Notes on...

The perfectionist builder I always wanted

It was one cowboy after another. Then a friend introduced me to Artur

13 September 2014

9:00 AM

13 September 2014

9:00 AM

I have a friend who is perhaps best described by that old-fashioned phrase ‘ladies’ man’. He’s not a cad or a bounder — quite the opposite, in fact. He’d never leave a lady in the lurch, or lie to her, he simply enjoys the company of women — quite a lot of women — and they seem to enjoy him too. He knows all the hottest spots in town, and somehow all the barmen and doormen too. More important, he’s a listener, and as any girl will tell you, a man who listens is a rare and miraculous thing.

But of all the cards up his sleeve, there’s one that trumps the rest: he’s friends with Artur, one of the best head builder/decorators in London, and for any home-owning thirtysomething woman, that’s catnip. Artur, like my pal, is a perfectionist — which is perhaps why they get on — and he’s not someone I’d normally have the nous to employ, but he appeared one bright autumn morning last year, sent to me and my husband by the ladies’ man to fix up my wreck of a new house, and his arrival has been a revelation.

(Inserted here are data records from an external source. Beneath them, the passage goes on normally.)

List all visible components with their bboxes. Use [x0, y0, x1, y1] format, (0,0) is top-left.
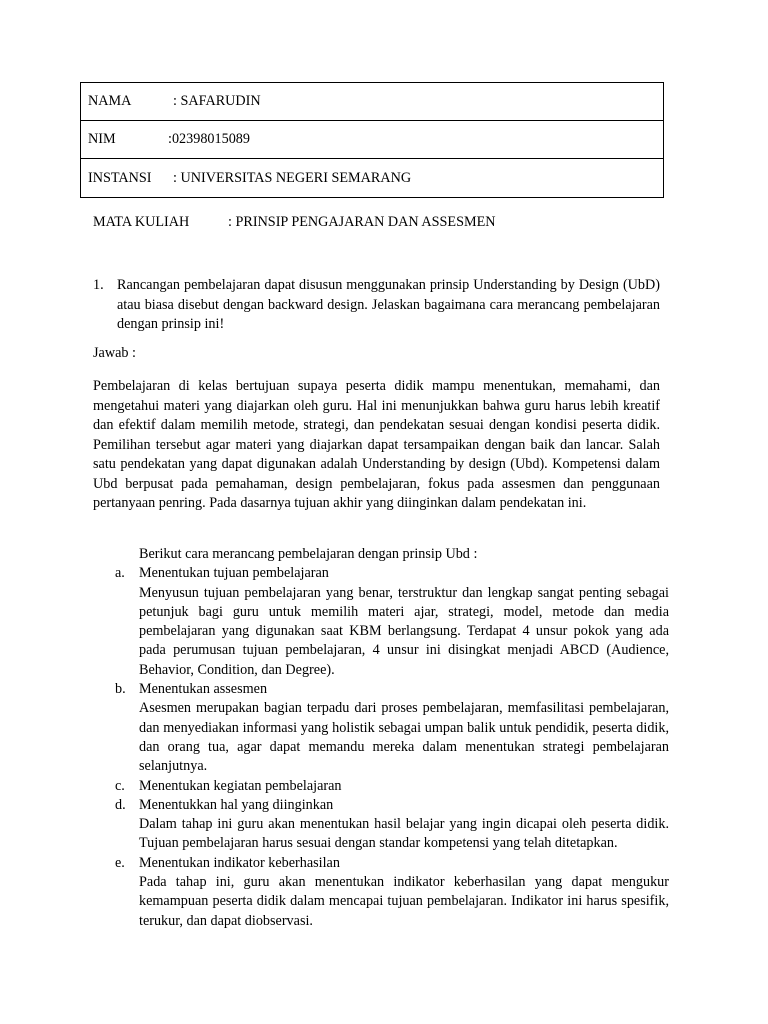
- answer-label: Jawab :: [93, 345, 136, 361]
- step-d: [93, 796, 669, 854]
- step-c: [93, 777, 669, 796]
- step-description: Asesmen merupakan bagian terpadu dari proses pembelajaran, memfasilitasi pembelajaran, dan menyediakan informasi yang holistik sebagai umpan balik untuk pendidik, peserta didik, dan orang tua, agar dapat memandu mereka dalam menentukan strategi pembelajaran selanjutnya.: [139, 700, 669, 775]
- step-e: [93, 854, 669, 931]
- instansi-label: INSTANSI: [88, 169, 152, 186]
- identity-row-instansi: [81, 159, 663, 197]
- step-letter: c.: [115, 777, 125, 794]
- step-letter: b.: [115, 681, 126, 698]
- intro-paragraph: Pembelajaran di kelas bertujuan supaya peserta didik mampu menentukan, memahami, dan mengetahui materi yang diajarkan oleh guru. Hal ini menunjukkan bahwa guru harus lebih kreatif dan efektif dalam memilih metode, strategi, dan pendekatan sesuai dengan kondisi peserta didik. Pemilihan tersebut agar materi yang diajarkan dapat tersampaikan dengan baik dan lancar. Salah satu pendekatan yang dapat digunakan adalah Understanding by design (Ubd). Kompetensi dalam Ubd berpusat pada pemahaman, design pembelajaran, fokus pada assesmen dan penggunaan pertanyaan penring. Pada dasarnya tujuan akhir yang diinginkan dalam pendekatan ini.: [93, 378, 660, 511]
- step-b: [93, 680, 669, 776]
- identity-row-nim: [81, 121, 663, 159]
- identity-table: [80, 82, 664, 198]
- nim-value: :02398015089: [168, 131, 250, 147]
- question-1: [93, 276, 660, 335]
- nama-value: : SAFARUDIN: [173, 93, 261, 109]
- course-label: MATA KULIAH: [93, 214, 190, 230]
- step-description: Dalam tahap ini guru akan menentukan hasil belajar yang ingin dicapai oleh peserta didik. Tujuan pembelajaran harus sesuai dengan standar kompetensi yang telah ditetapkan.: [139, 816, 669, 852]
- course-value: : PRINSIP PENGAJARAN DAN ASSESMEN: [228, 214, 496, 230]
- step-letter: d.: [115, 796, 126, 813]
- step-title: Menentukan kegiatan pembelajaran: [139, 777, 342, 794]
- step-description: Menyusun tujuan pembelajaran yang benar, terstruktur dan lengkap sangat penting sebagai petunjuk bagi guru untuk memilih materi ajar, strategi, model, metode dan media pembelajaran yang digunakan saat KBM berlangsung. Terdapat 4 unsur pokok yang ada pada perumusan tujuan pembelajaran, 4 unsur ini disingkat menjadi ABCD (Audience, Behavior, Condition, dan Degree).: [139, 584, 669, 678]
- nama-label: NAMA: [88, 93, 132, 109]
- step-title: Menentukan tujuan pembelajaran: [139, 565, 329, 582]
- nim-label: NIM: [88, 131, 116, 147]
- instansi-value: : UNIVERSITAS NEGERI SEMARANG: [173, 169, 412, 186]
- step-title: Menentukkan hal yang diinginkan: [139, 796, 334, 813]
- step-a: [93, 564, 669, 680]
- step-title: Menentukan indikator keberhasilan: [139, 854, 340, 871]
- steps-list: [93, 545, 669, 931]
- step-title: Menentukan assesmen: [139, 681, 268, 698]
- question-number: 1.: [93, 277, 104, 293]
- step-letter: a.: [115, 565, 125, 582]
- step-letter: e.: [115, 854, 125, 871]
- course-line: [93, 214, 673, 231]
- steps-intro: Berikut cara merancang pembelajaran dengan prinsip Ubd :: [139, 546, 478, 562]
- identity-row-nama: [81, 83, 663, 121]
- question-text: Rancangan pembelajaran dapat disusun menggunakan prinsip Understanding by Design (UbD) atau biasa disebut dengan backward design. Jelaskan bagaimana cara merancang pembelajaran dengan prinsip ini!: [117, 277, 660, 332]
- step-description: Pada tahap ini, guru akan menentukan indikator keberhasilan yang dapat mengukur kemampuan peserta didik dalam mencapai tujuan pembelajaran. Indikator ini harus spesifik, terukur, dan dapat diobservasi.: [139, 874, 669, 929]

My normal life is one of punctuated idleness: days of lazing followed by a scramble to get stuff done, and as a result I’m a magnet for shysters. Handymen, painters, plumbers, I find them online, then end up in the same inevitable conversation: ‘Well, the thing is love, it’s a bit more complicated than we first thought… so it’s going to cost you. ’ Artur, by contrast, said straight away: we’ll make this simple and cheap. And though I’ve done my best to frustrate him — changing my mind and my plans — he’s been as good as his word. So if, like me, you’re habituated to charlatans, here’s a glimpse of this other possible world.

Artur saves me money, regularly, though he stands to gain nothing by it. Look at this, Artur, I say, showing him a picture of some fancy stairs or sinks. Artur pales, says ‘How much, boss?’, then finds the same thing at quarter the price.

Like Jeeves, he intervenes in a tactful way when I forget some vital house thing: ‘Perhaps a cupboard in the spare room for your guests?’ Oh, yes. I hadn’t thought of that. ‘What about one in the bathroom too?’ Yes please, that too, Artur. I’ve learnt to watch his eyes as we discuss each new phase of work. If I’m making some appalling mistake, they remain downcast. When he’s able to meet my eye, I know I’m on the right track. Most crucially, every workman Artur’s brought on site — plumber, electrician, builder — has been as smart and honest as him.

It’s a tribute to Artur’s IQ how rapidly he caught my drift. In January he was suggesting LEDs, remote-control self-clouding shower glass and intercoms. In just a few weeks he’d recalibrated: ‘Belfast sink, boss? Wooden floors? Smeg fridge? Yes, I thought so. Very middle class.’ I have no idea if this is a compliment or not. I do know that in a few weeks, Artur’s work will be done, and that as well as being thrilled finally to move in, I’ll be genuinely sad to see him go.